Simone Borchardt dari partai oposisi Uni Demokratik Kristen (CDU), mengatakan undang-undang baru tersebut, yang ditentang keras oleh asosiasi medis, hanya akan meningkatkan risiko kesehatan bagi kaum muda, dan menuduh tiga partai dalam pemerintahan koalisi Scholz “membuat kebijakan berdasarkan ideologi mereka dan bukan untuk negara”.
Perubahan tersebut, yang disahkan oleh Bundestag, atau majelis rendah, bulan lalu, tidak secara resmi memerlukan persetujuan Bundesrat. Namun anggota majelis tinggi bisa saja meminta komite mediasi dan memperlambat proses.
Memecah belah
Para pendukung undang-undang tersebut, seperti Asosiasi Ganja Jerman, mengatakan bahwa ganja yang dijual di pasar gelap dapat berupa pasir, hairspray, bedak talk, rempah-rempah atau bahkan kaca dan timah.
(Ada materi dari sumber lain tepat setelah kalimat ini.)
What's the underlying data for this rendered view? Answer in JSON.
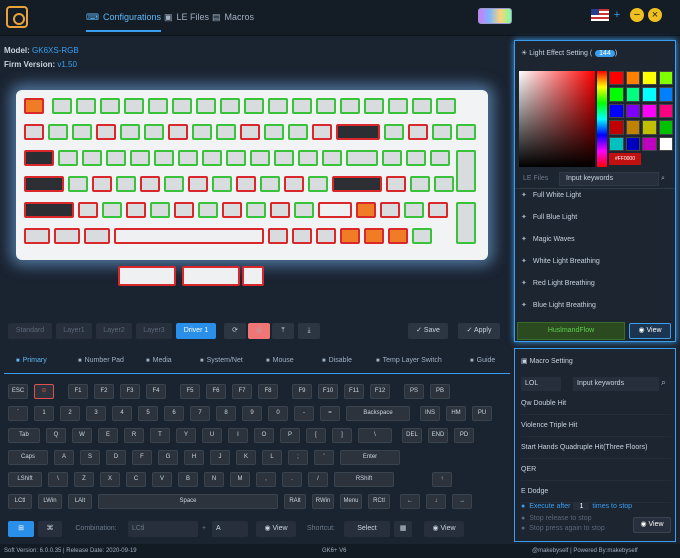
{
  "nav": {
    "tabs": [
      {
        "label": "Configurations",
        "icon": "keyboard-icon"
      },
      {
        "label": "LE Files",
        "icon": "file-icon"
      },
      {
        "label": "Macros",
        "icon": "document-icon"
      }
    ]
  },
  "info": {
    "model_label": "Model:",
    "model": "GK6XS-RGB",
    "firm_label": "Firm Version:",
    "firm": "v1.50"
  },
  "layers": {
    "items": [
      "Standard",
      "Layer1",
      "Layer2",
      "Layer3",
      "Driver 1"
    ],
    "save": "Save",
    "apply": "Apply"
  },
  "tabs": [
    "Primary",
    "Number Pad",
    "Media",
    "System/Net",
    "Mouse",
    "Disable",
    "Temp Layer Switch",
    "Guide"
  ],
  "keys": [
    [
      "ESC",
      "⊝",
      "F1",
      "F2",
      "F3",
      "F4",
      "F5",
      "F6",
      "F7",
      "F8",
      "F9",
      "F10",
      "F11",
      "F12",
      "PS",
      "PB"
    ],
    [
      "`",
      "1",
      "2",
      "3",
      "4",
      "5",
      "6",
      "7",
      "8",
      "9",
      "0",
      "-",
      "=",
      "Backspace",
      "INS",
      "HM",
      "PU"
    ],
    [
      "Tab",
      "Q",
      "W",
      "E",
      "R",
      "T",
      "Y",
      "U",
      "I",
      "O",
      "P",
      "[",
      "]",
      "\\",
      "DEL",
      "END",
      "PD"
    ],
    [
      "Caps",
      "A",
      "S",
      "D",
      "F",
      "G",
      "H",
      "J",
      "K",
      "L",
      ";",
      "'",
      "Enter"
    ],
    [
      "LShift",
      "\\",
      "Z",
      "X",
      "C",
      "V",
      "B",
      "N",
      "M",
      ",",
      ".",
      "/",
      "RShift",
      "↑"
    ],
    [
      "LCtl",
      "LWin",
      "LAlt",
      "Space",
      "RAlt",
      "RWin",
      "Menu",
      "RCtl",
      "←",
      "↓",
      "→"
    ]
  ],
  "bottom": {
    "combination_label": "Combination:",
    "combination": "LCtl",
    "plus": "+",
    "key": "A",
    "view": "View",
    "shortcut_label": "Shortcut:",
    "shortcut": "Select",
    "view2": "View"
  },
  "footer": {
    "soft": "Soft Version: 6.0.0.35 | Release Date: 2020-09-19",
    "center": "GK6+ V6",
    "right": "@makebyself | Powered By:makebyself"
  },
  "light": {
    "title": "Light Effect Setting",
    "count": "144",
    "hex": "#FF0000",
    "tabs": [
      "LE Files"
    ],
    "search_placeholder": "Input keywords",
    "effects": [
      "Full White Light",
      "Full Blue Light",
      "Magic Waves",
      "White Light Breathing",
      "Red Light Breathing",
      "Blue Light Breathing"
    ],
    "current": "HuslmandFlow",
    "view": "View"
  },
  "macro": {
    "title": "Macro Setting",
    "filter": "LOL",
    "search_placeholder": "Input keywords",
    "items": [
      "Qw Double Hit",
      "Violence Triple Hit",
      "Start Hands Quadruple Hit(Three Floors)",
      "QER",
      "E Dodge"
    ],
    "opt1a": "Execute after",
    "times": "1",
    "opt1b": "times to stop",
    "opt2": "Stop release to stop",
    "opt3": "Stop press again to stop",
    "view": "View"
  },
  "colors": {
    "accent": "#3a9ff0",
    "green": "#39c23a",
    "red": "#d8282c",
    "orange": "#f07d25"
  }
}
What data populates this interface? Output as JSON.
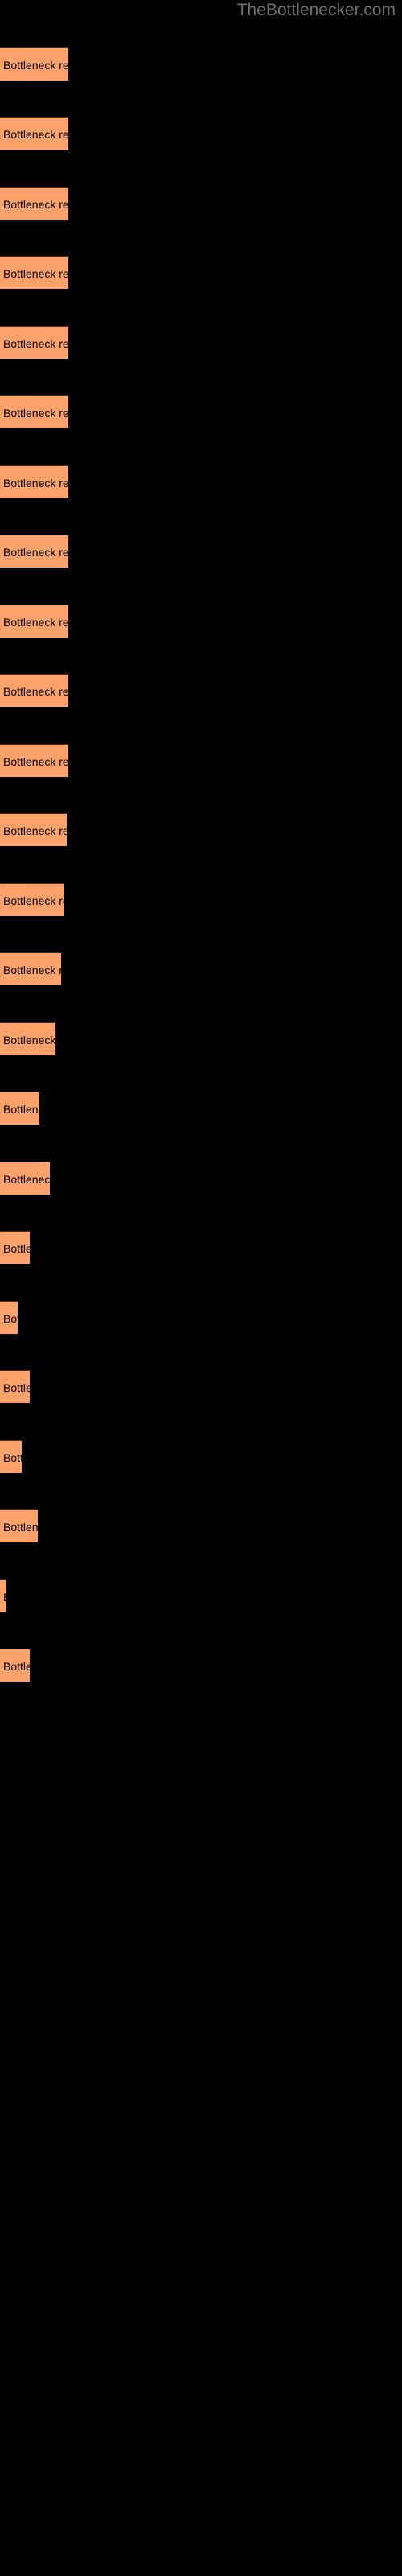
{
  "watermark": "TheBottlenecker.com",
  "background_color": "#000000",
  "bar_color": "#fca26a",
  "label_color": "#000000",
  "watermark_color": "#6e6e6e",
  "chart_data": {
    "type": "bar",
    "orientation": "horizontal",
    "title": "",
    "subtitle": "",
    "xlabel": "",
    "ylabel": "",
    "grid": false,
    "legend": null,
    "categories": [
      "Bottleneck result",
      "Bottleneck result",
      "Bottleneck result",
      "Bottleneck result",
      "Bottleneck result",
      "Bottleneck result",
      "Bottleneck result",
      "Bottleneck result",
      "Bottleneck result",
      "Bottleneck result",
      "Bottleneck result",
      "Bottleneck result",
      "Bottleneck result",
      "Bottleneck result",
      "Bottleneck result",
      "Bottleneck result",
      "Bottleneck result",
      "Bottleneck result",
      "Bottleneck result",
      "Bottleneck result",
      "Bottleneck result",
      "Bottleneck result",
      "Bottleneck result"
    ],
    "values": [
      85,
      85,
      85,
      85,
      85,
      85,
      85,
      85,
      85,
      85,
      85,
      83,
      80,
      76,
      69,
      62,
      55,
      48,
      40,
      33,
      26,
      20,
      12
    ],
    "xlim": [
      0,
      500
    ],
    "ylim": [
      0,
      23
    ]
  },
  "bars": [
    {
      "label": "Bottleneck result",
      "width": 85,
      "top": 59,
      "visible_text": "Bottleneck result"
    },
    {
      "label": "Bottleneck result",
      "width": 85,
      "top": 145,
      "visible_text": "Bottleneck result"
    },
    {
      "label": "Bottleneck result",
      "width": 85,
      "top": 232,
      "visible_text": "Bottleneck result"
    },
    {
      "label": "Bottleneck result",
      "width": 85,
      "top": 318,
      "visible_text": "Bottleneck result"
    },
    {
      "label": "Bottleneck result",
      "width": 85,
      "top": 405,
      "visible_text": "Bottleneck result"
    },
    {
      "label": "Bottleneck result",
      "width": 85,
      "top": 491,
      "visible_text": "Bottleneck result"
    },
    {
      "label": "Bottleneck result",
      "width": 85,
      "top": 578,
      "visible_text": "Bottleneck result"
    },
    {
      "label": "Bottleneck result",
      "width": 85,
      "top": 664,
      "visible_text": "Bottleneck result"
    },
    {
      "label": "Bottleneck result",
      "width": 85,
      "top": 751,
      "visible_text": "Bottleneck result"
    },
    {
      "label": "Bottleneck result",
      "width": 85,
      "top": 837,
      "visible_text": "Bottleneck result"
    },
    {
      "label": "Bottleneck result",
      "width": 85,
      "top": 924,
      "visible_text": "Bottleneck result"
    },
    {
      "label": "Bottleneck result",
      "width": 83,
      "top": 1010,
      "visible_text": "Bottleneck resu"
    },
    {
      "label": "Bottleneck result",
      "width": 80,
      "top": 1097,
      "visible_text": "Bottleneck resu"
    },
    {
      "label": "Bottleneck result",
      "width": 76,
      "top": 1183,
      "visible_text": "Bottleneck resu"
    },
    {
      "label": "Bottleneck result",
      "width": 69,
      "top": 1270,
      "visible_text": "Bottleneck"
    },
    {
      "label": "Bottleneck result",
      "width": 62,
      "top": 1356,
      "visible_text": "Bottlen"
    },
    {
      "label": "Bottleneck result",
      "width": 55,
      "top": 1443,
      "visible_text": "Bottlenec"
    },
    {
      "label": "Bottleneck result",
      "width": 48,
      "top": 1529,
      "visible_text": "Bottl"
    },
    {
      "label": "Bottleneck result",
      "width": 40,
      "top": 1616,
      "visible_text": "B"
    },
    {
      "label": "Bottleneck result",
      "width": 33,
      "top": 1702,
      "visible_text": "Bottl"
    },
    {
      "label": "Bottleneck result",
      "width": 26,
      "top": 1789,
      "visible_text": "Bot"
    },
    {
      "label": "Bottleneck result",
      "width": 20,
      "top": 1875,
      "visible_text": "Bottlen"
    },
    {
      "label": "Bottleneck result",
      "width": 12,
      "top": 1962,
      "visible_text": ""
    },
    {
      "label": "Bottleneck result",
      "width": 12,
      "top": 2048,
      "visible_text": "Bott"
    }
  ]
}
Ganja juga dapat terkontaminasi dengan heroin atau cannabinoid sintetis yang 100 kali lebih kuat dibandingkan cannabinoid psikoaktif alami, kata para ahli.
Steffen Geyer, direktur Museum Rami di Berlin, menyatakan lega atas undang-undang tersebut, dan mengatakan Jerman telah menjadi “sedikit lebih bebas dan toleran”.
“Ini adalah langkah pertama menuju kebijakan narkoba yang rasional dan berbasis ilmu pengetahuan,” katanya.
Pakar kesehatan yang menentang undang-undang tersebut memperingatkan bahwa penggunaan ganja di kalangan generasi muda dapat mempengaruhi perkembangan sistem saraf pusat, yang menyebabkan peningkatan risiko psikosis dan skizofrenia. Penggunaan berkelanjutan juga dikaitkan dengan penyakit pernafasan dan kanker testis.
“Penggunaan ganja kronis membuat Anda bodoh, terus terang saja, dan juga dapat menyebabkan psikosis,” Thomas Fischbach, presiden federasi dokter anak dan remaja Jerman (BVKJ), mengatakan kepada surat kabar Die Welt.
“Penggunaan ganja di kalangan generasi muda akan meningkat karena zat-zat tersebut selalu diturunkan kepada generasi muda,” ujarnya. “Hal ini dapat menimbulkan konsekuensi serius bagi kesehatan fisik dan mental generasi muda.”
Masyarakat Jerman terbagi mengenai undang-undang baru ini: menurut jajak pendapat YouGov yang dipublikasikan pada hari Jumat, 47 persen mendukung rencana tersebut dan 42 persen menentangnya.